Ottmar Miles-Paul: Also, das war natürlich die Judy Heumann. Diese Kämpferin für die Rechte behinderter Menschen, die war auch in diesem Film Crip Camp sehr sehenswert, eine zentrale Person.
Der Ed Roberts, auch jemand. Der wurde an der Uni abgelehnt. Der war dann später Rehabilitationsminister in Kalifornien. Das waren natürlich die schillernden Personen. Aber es waren Viele im Alltag.
Es war also die sehbehinderte Beraterin, die ich da traf. Es waren in dem Kurs auch Menschen, die dann diesen Schritt gewagt haben, ich ziehe aus dem Elternhaus und suche mir eine barrierefreie Wohnung und Assistenz. Es waren ganz viele Menschen, die mich geprägt haben und später kam dann auch noch Justin Dart hinzu. Der war früher Behindertenbeauftragter der USA, und das war für mich natürlich ein Hammer.
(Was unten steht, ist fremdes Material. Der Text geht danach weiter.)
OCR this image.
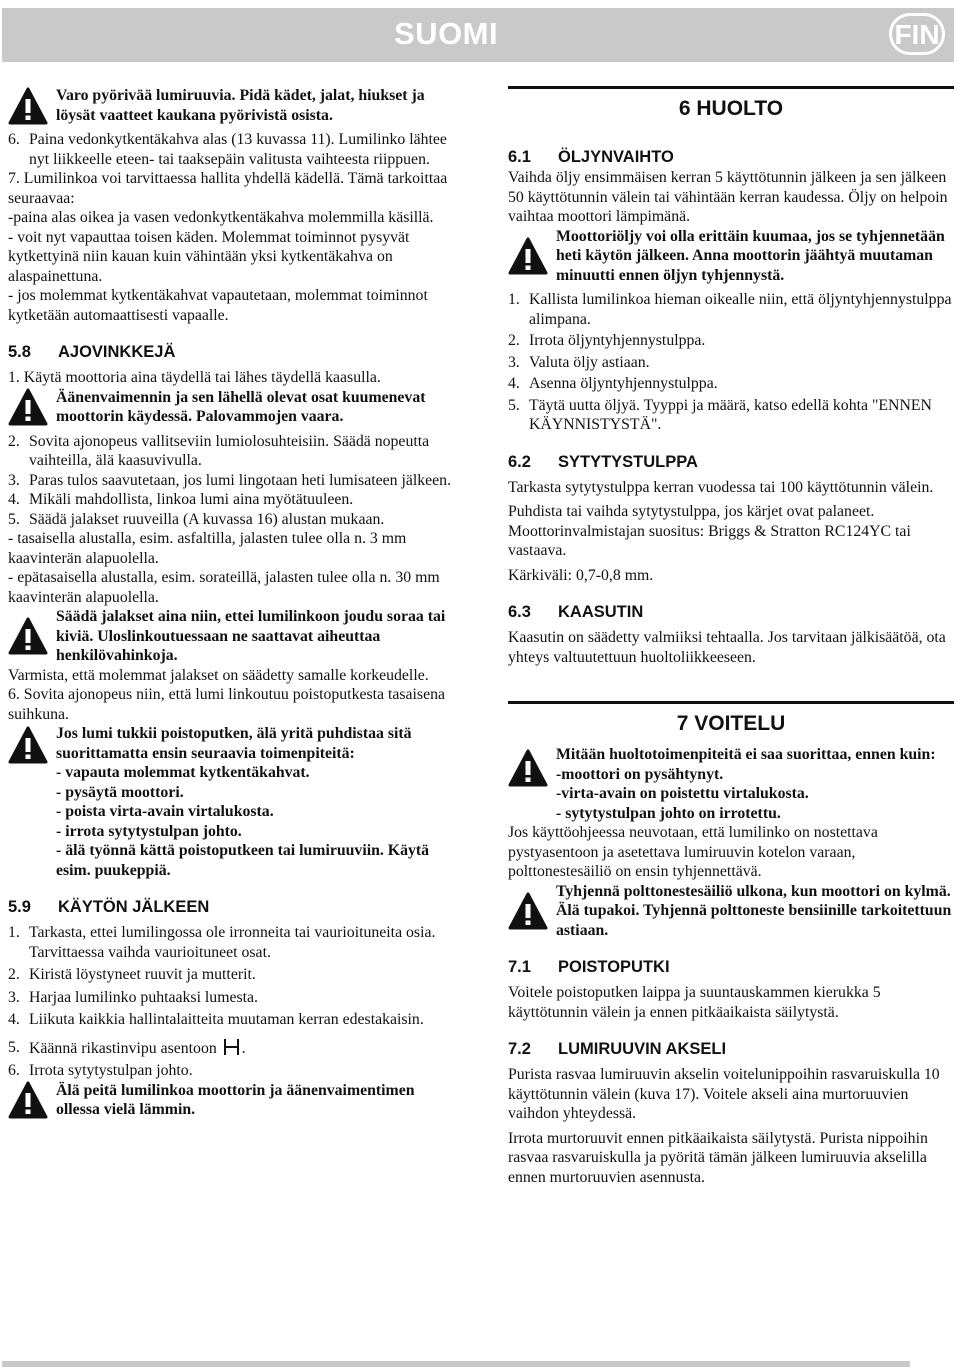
SUOMI	FIN

Varo pyörivää lumiruuvia. Pidä kädet, jalat, hiukset ja löysät vaatteet kaukana pyörivistä osista.

6. Paina vedonkytkentäkahva alas (13 kuvassa 11). Lumilinko lähtee nyt liikkeelle eteen- tai taaksepäin valitusta vaihteesta riippuen.

7. Lumilinkoa voi tarvittaessa hallita yhdellä kädellä. Tämä tarkoittaa seuraavaa:

-paina alas oikea ja vasen vedonkytkentäkahva molemmilla käsillä.

- voit nyt vapauttaa toisen käden. Molemmat toiminnot pysyvät kytkettyinä niin kauan kuin vähintään yksi kytkentäkahva on alaspainettuna.

- jos molemmat kytkentäkahvat vapautetaan, molemmat toiminnot kytketään automaattisesti vapaalle.

5.8	AJOVINKKEJÄ

1. Käytä moottoria aina täydellä tai lähes täydellä kaasulla.

Äänenvaimennin ja sen lähellä olevat osat kuumenevat moottorin käydessä. Palovammojen vaara.

2. Sovita ajonopeus vallitseviin lumiolosuhteisiin. Säädä nopeutta vaihteilla, älä kaasuvivulla.

3. Paras tulos saavutetaan, jos lumi lingotaan heti lumisateen jälkeen.

4. Mikäli mahdollista, linkoa lumi aina myötätuuleen.

5. Säädä jalakset ruuveilla (A kuvassa 16) alustan mukaan.

- tasaisella alustalla, esim. asfaltilla, jalasten tulee olla n. 3 mm kaavinterän alapuolella.

- epätasaisella alustalla, esim. sorateillä, jalasten tulee olla n. 30 mm kaavinterän alapuolella.

Säädä jalakset aina niin, ettei lumilinkoon joudu soraa tai kiviä. Uloslinkoutuessaan ne saattavat aiheuttaa henkilövahinkoja.

Varmista, että molemmat jalakset on säädetty samalle korkeudelle.

6. Sovita ajonopeus niin, että lumi linkoutuu poistoputkesta tasaisena suihkuna.

Jos lumi tukkii poistoputken, älä yritä puhdistaa sitä suorittamatta ensin seuraavia toimenpiteitä:

- vapauta molemmat kytkentäkahvat.

- pysäytä moottori.

- poista virta-avain virtalukosta.

- irrota sytytystulpan johto.

- älä työnnä kättä poistoputkeen tai lumiruuviin. Käytä esim. puukeppiä.

5.9	KÄYTÖN JÄLKEEN
1. Tarkasta, ettei lumilingossa ole irronneita tai vaurioituneita osia. Tarvittaessa vaihda vaurioituneet osat.

2. Kiristä löystyneet ruuvit ja mutterit.

3. Harjaa lumilinko puhtaaksi lumesta.

4. Liikuta kaikkia hallintalaitteita muutaman kerran edestakaisin.

5. Käännä rikastinvipu asentoon .

6. Irrota sytytystulpan johto.

Älä peitä lumilinkoa moottorin ja äänenvaimentimen ollessa vielä lämmin.

6 HUOLTO
6.1	ÖLJYNVAIHTO

Vaihda öljy ensimmäisen kerran 5 käyttötunnin jälkeen ja sen jälkeen 50 käyttötunnin välein tai vähintään kerran kaudessa. Öljy on helpoin vaihtaa moottori lämpimänä.

Moottoriöljy voi olla erittäin kuumaa, jos se tyhjennetään heti käytön jälkeen. Anna moottorin jäähtyä muutaman minuutti ennen öljyn tyhjennystä.

1. Kallista lumilinkoa hieman oikealle niin, että öljyntyhjennystulppa alimpana.

2. Irrota öljyntyhjennystulppa.

3. Valuta öljy astiaan.

4. Asenna öljyntyhjennystulppa.

5. Täytä uutta öljyä. Tyyppi ja määrä, katso edellä kohta "ENNEN KÄYNNISTYSTÄ".

6.2	SYTYTYSTULPPA

Tarkasta sytytystulppa kerran vuodessa tai 100 käyttötunnin välein.

Puhdista tai vaihda sytytystulppa, jos kärjet ovat palaneet. Moottorinvalmistajan suositus: Briggs & Stratton RC124YC tai vastaava.

Kärkiväli: 0,7-0,8 mm.

6.3	KAASUTIN

Kaasutin on säädetty valmiiksi tehtaalla. Jos tarvitaan jälkisäätöä, ota yhteys valtuutettuun huoltoliikkeeseen.

7 VOITELU

Mitään huoltotoimenpiteitä ei saa suorittaa, ennen kuin:

-moottori on pysähtynyt.

-virta-avain on poistettu virtalukosta.

- sytytystulpan johto on irrotettu.

Jos käyttöohjeessa neuvotaan, että lumilinko on nostettava pystyasentoon ja asetettava lumiruuvin kotelon varaan, polttonestesäiliö on ensin tyhjennettävä.

Tyhjennä polttonestesäiliö ulkona, kun moottori on kylmä. Älä tupakoi. Tyhjennä polttoneste bensiinille tarkoitettuun astiaan.

7.1	POISTOPUTKI

Voitele poistoputken laippa ja suuntauskammen kierukka 5 käyttötunnin välein ja ennen pitkäaikaista säilytystä.

7.2	LUMIRUUVIN AKSELI

Purista rasvaa lumiruuvin akselin voitelunippoihin rasvaruiskulla 10 käyttötunnin välein (kuva 17). Voitele akseli aina murtoruuvien vaihdon yhteydessä.

Irrota murtoruuvit ennen pitkäaikaista säilytystä. Purista nippoihin rasvaa rasvaruiskulla ja pyöritä tämän jälkeen lumiruuvia akselilla ennen murtoruuvien asennusta.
Ich kam aus Deutschland, wo oft die Nichtbehinderten die Behindertenbeauftragten waren. Ja, da hatten wir echt ein paar, ich muss es einfach so sagen, ein paar Pfeifen dabei und jetzt traf ich auf den Justin Dart: Rollstuhlfahrer, Mexikanerhut, in Stiefeln und natürlich immer mit Anzug und Krawatte. Und der redetet dann von der Revolution der Menschenrechte behinderter Menschen und hat dieses Gesetz mit vorangetrieben, war auch noch bei den Republikanern. Also, es waren so viele spannende Menschen, die das ausgemacht haben.
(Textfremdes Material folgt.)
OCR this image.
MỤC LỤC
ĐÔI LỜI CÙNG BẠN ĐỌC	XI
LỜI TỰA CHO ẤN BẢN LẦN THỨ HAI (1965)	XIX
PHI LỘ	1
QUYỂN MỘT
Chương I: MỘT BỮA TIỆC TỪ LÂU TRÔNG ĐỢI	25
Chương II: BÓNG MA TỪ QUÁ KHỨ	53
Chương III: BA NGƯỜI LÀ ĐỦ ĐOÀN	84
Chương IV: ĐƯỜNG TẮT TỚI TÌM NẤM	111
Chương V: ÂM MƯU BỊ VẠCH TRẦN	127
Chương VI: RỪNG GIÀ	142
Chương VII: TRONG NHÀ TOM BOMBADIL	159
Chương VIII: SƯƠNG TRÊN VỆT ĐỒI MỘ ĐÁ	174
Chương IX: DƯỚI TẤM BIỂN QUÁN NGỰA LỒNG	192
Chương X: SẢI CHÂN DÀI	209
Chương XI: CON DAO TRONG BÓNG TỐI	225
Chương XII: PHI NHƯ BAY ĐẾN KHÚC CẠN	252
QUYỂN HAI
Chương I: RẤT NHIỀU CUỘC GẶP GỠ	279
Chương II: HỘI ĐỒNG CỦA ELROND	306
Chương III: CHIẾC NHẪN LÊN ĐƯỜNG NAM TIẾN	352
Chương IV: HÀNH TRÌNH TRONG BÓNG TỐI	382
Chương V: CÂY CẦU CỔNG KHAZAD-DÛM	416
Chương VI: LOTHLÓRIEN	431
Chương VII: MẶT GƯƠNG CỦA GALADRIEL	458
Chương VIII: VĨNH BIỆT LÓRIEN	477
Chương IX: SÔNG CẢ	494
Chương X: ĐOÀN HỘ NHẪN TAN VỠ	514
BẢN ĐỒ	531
Aber ich sage nochmals eins, es waren auch viele Begegnungen in den USA, wo man einfach gemerkt hat, das Bürgerrechtsdenken ist in der Normalbevölkerung angekommen, weil es einfach auch klare Gesetze gab.
Und es hat mich auch immer wieder beeindruckt, dass wenn ich im McDonalds oder irgendwo gesagt habe: Wissen Sie, ich kann das nicht lesen da hinten, was das an der Wand steht. Wie machen Sie mir das jetzt zugänglich? – Oh, oh ja, ja, ja, ja. Ich kann es Ihnen vorlesen, wir haben hier etwas in Großdruck. Das war so ein ganz anderes Lebensgefühl und erst, als ich wieder nach Deutschland zurückkam nach über 15 Monaten, habe ich gleich wieder gemerkt, wo der Hammer hängt. Und die Mischung hat es ausgemacht. Ganz viele verschiedene Menschen, die ich kennenlernen durfte, die mich geprägt haben.
Katharina Müllebner: Wenn Sie das jetzt mit Deutschland damals vergleichen oder vielleicht heute noch vergleichen, was geht Ihnen da durch den Kopf?
Ottmar Miles-Paul: Da geht mir ganz viel durch den Kopf. Also, man hat immer so gesagt, der Kulturschock, wenn man in die USA geht. Zu der Zeit `88, war ja schon viel globale Annäherung, aber der Kulturschock war wirklich in dieser Herangehensweise, in diesem Denken. In Deutschland hörte ich noch viel mehr und höre es heute noch immer: Das geht nicht. Das ist der erste Satz. Das machen wir nicht, das haben wir noch nie gemacht.
Und ich bin leider so jemand, der … genau so etwas geht mir tierisch auf den Wecker. Weil, ich denke, wir sind dazu da, um zu gucken, wie wir Dinge möglich machen. Und das war halt dieses USA. Also, ich habe immer gesagt, in den USA, es lohnt sich immer zu fragen. Also, wie können Sie mir das zugänglich machen.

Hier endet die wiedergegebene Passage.